The judgment of the court below is reversed and the cause remanded for further proceedings consistent with our rulings herein.
REVERSED AND REMANDED.
IRWIN, C.J., BARNES, V.C.J., and HODGES, DOOLIN, HARGRAVE and OPALA, JJ., concur.
SIMMS, J., dissents.
NOTES
[1] The land was restricted in the hands of the allottee during his lifetime under § 1 of Act of Congress of May 27, 1908, 35 Stat. 312, and any conveyance of any interest of any of his heirs or devisees, who are of one-half or more degree of Indian blood has to be approved under § 1 of Act of August 4, 1947, (61 Stat. 731-732), by the district court of the county wherein the land is situated.
[2] Sweeney v. Bay State Oil & Gas Co., 192 Okl. 28, 133 P.2d 538 (1943); Rodkey v. Rees, Okl. App., 527 P.2d 1150 (1974); Komarek v. Perrine, Okl., 382 P.2d 748 (1963).
[3] Sweeney v. Bay State Oil & Gas Co., supra.
[4] Colonial Royalties Co. v. Hinds, 202 Okl. 660, 216 P.2d 958 (1950).
[5] Colonial Royalties Co. v. Hinds, supra.

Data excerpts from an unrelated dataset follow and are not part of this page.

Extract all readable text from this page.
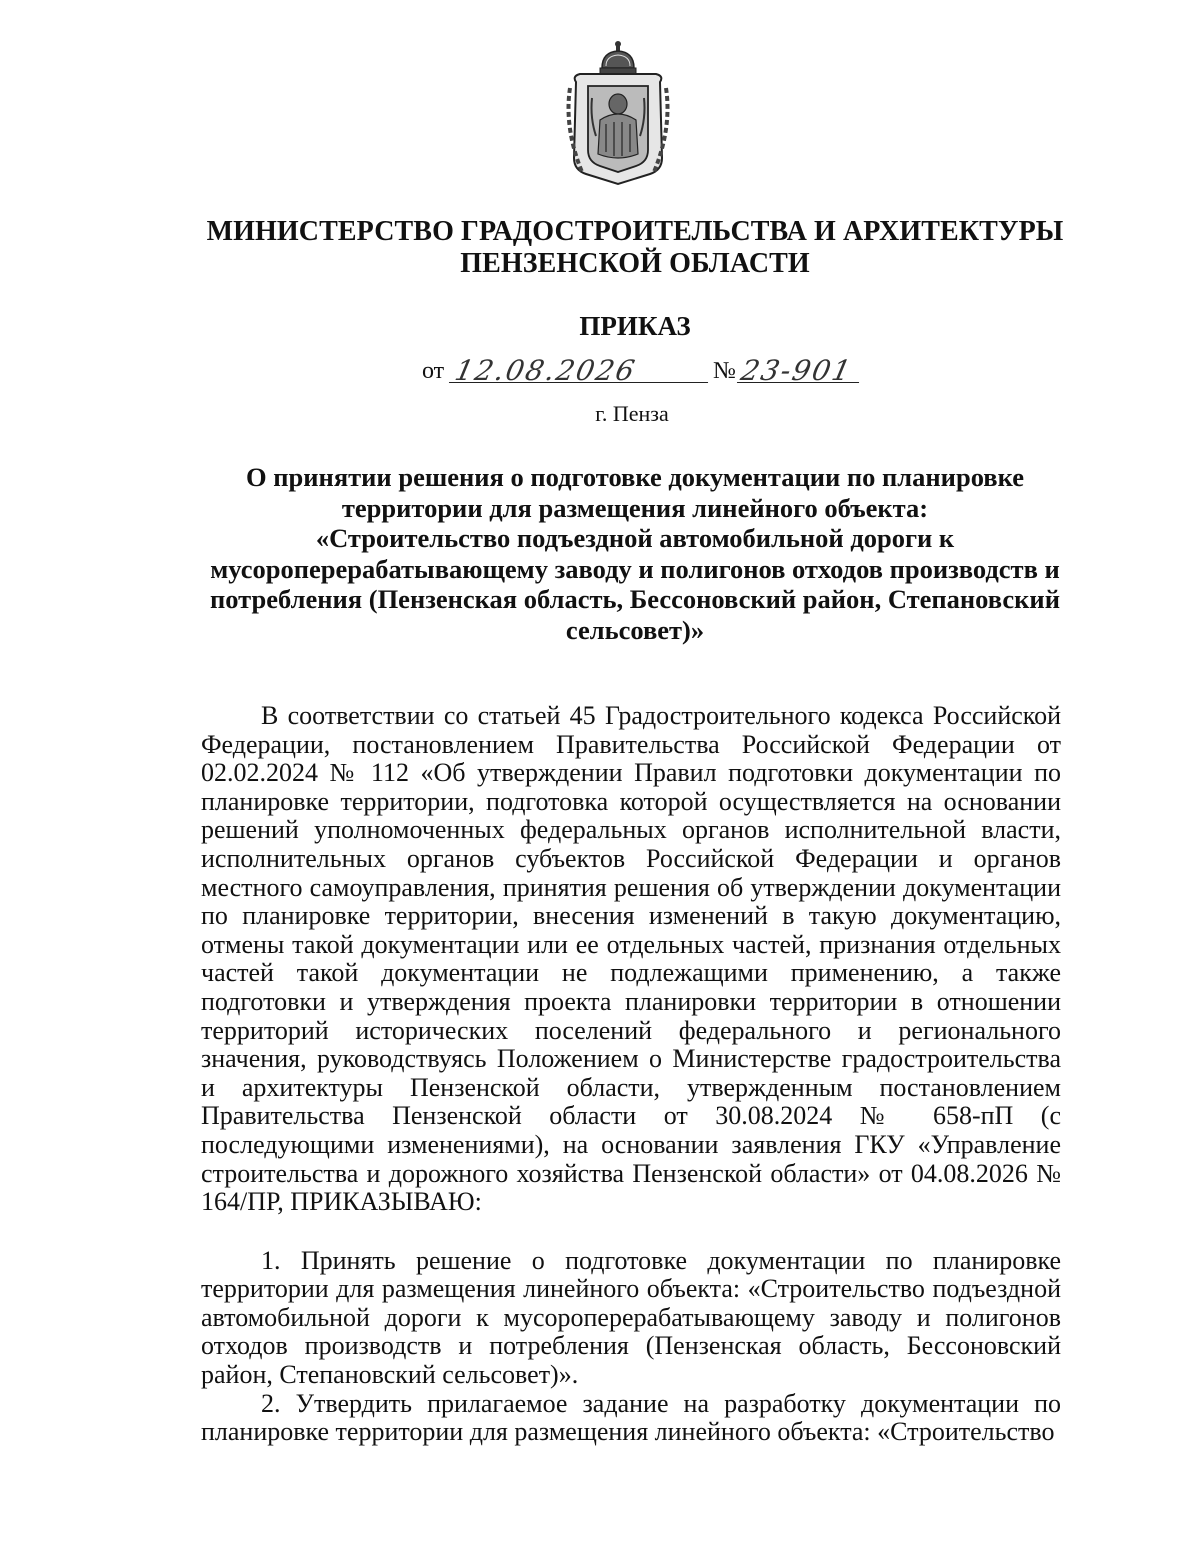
МИНИСТЕРСТВО ГРАДОСТРОИТЕЛЬСТВА И АРХИТЕКТУРЫ
ПЕНЗЕНСКОЙ ОБЛАСТИ
ПРИКАЗ
от 12.08.2026	№ 23-901
г. Пенза
О принятии решения о подготовке документации по планировке
территории для размещения линейного объекта:
«Строительство подъездной автомобильной дороги к
мусороперерабатывающему заводу и полигонов отходов производств и
потребления (Пензенская область, Бессоновский район, Степановский
сельсовет)»

В соответствии со статьей 45 Градостроительного кодекса Российской Федерации, постановлением Правительства Российской Федерации от 02.02.2024 № 112 «Об утверждении Правил подготовки документации по планировке территории, подготовка которой осуществляется на основании решений уполномоченных федеральных органов исполнительной власти, исполнительных органов субъектов Российской Федерации и органов местного самоуправления, принятия решения об утверждении документации по планировке территории, внесения изменений в такую документацию, отмены такой документации или ее отдельных частей, признания отдельных частей такой документации не подлежащими применению, а также подготовки и утверждения проекта планировки территории в отношении территорий исторических поселений федерального и регионального значения, руководствуясь Положением о Министерстве градостроительства и архитектуры Пензенской области, утвержденным постановлением Правительства Пензенской области от 30.08.2024 № 658-пП (с последующими изменениями), на основании заявления ГКУ «Управление строительства и дорожного хозяйства Пензенской области» от 04.08.2026 № 164/ПР, ПРИКАЗЫВАЮ:

1. Принять решение о подготовке документации по планировке территории для размещения линейного объекта: «Строительство подъездной автомобильной дороги к мусороперерабатывающему заводу и полигонов отходов производств и потребления (Пензенская область, Бессоновский район, Степановский сельсовет)».

2. Утвердить прилагаемое задание на разработку документации по планировке территории для размещения линейного объекта: «Строительство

[6] Wolfe v. Stanford, 179 Okl. 27, 64 P.2d 335 (1937); 143 A.L.R. 1092; 173 A.L.R. 854; Chesmore v. Chesmore, Okl., 484 P.2d 516 (1971).
[7] Wolfe v. Stanford, supra.
[8] Wolfe v. Stanford, supra.
[9] De Mik v. Cargill, 485 P.2d 229 (Okl. 1971); Rodkey v. Rees, supra.
[10] Wolfe v. Stanford, supra, n. 6; Williams v. Neal, 207 Okl. 552, 251 P.2d 785 (1953).
[11] Henson v. Bryant, Okl., 330 P.2d 591 (1958).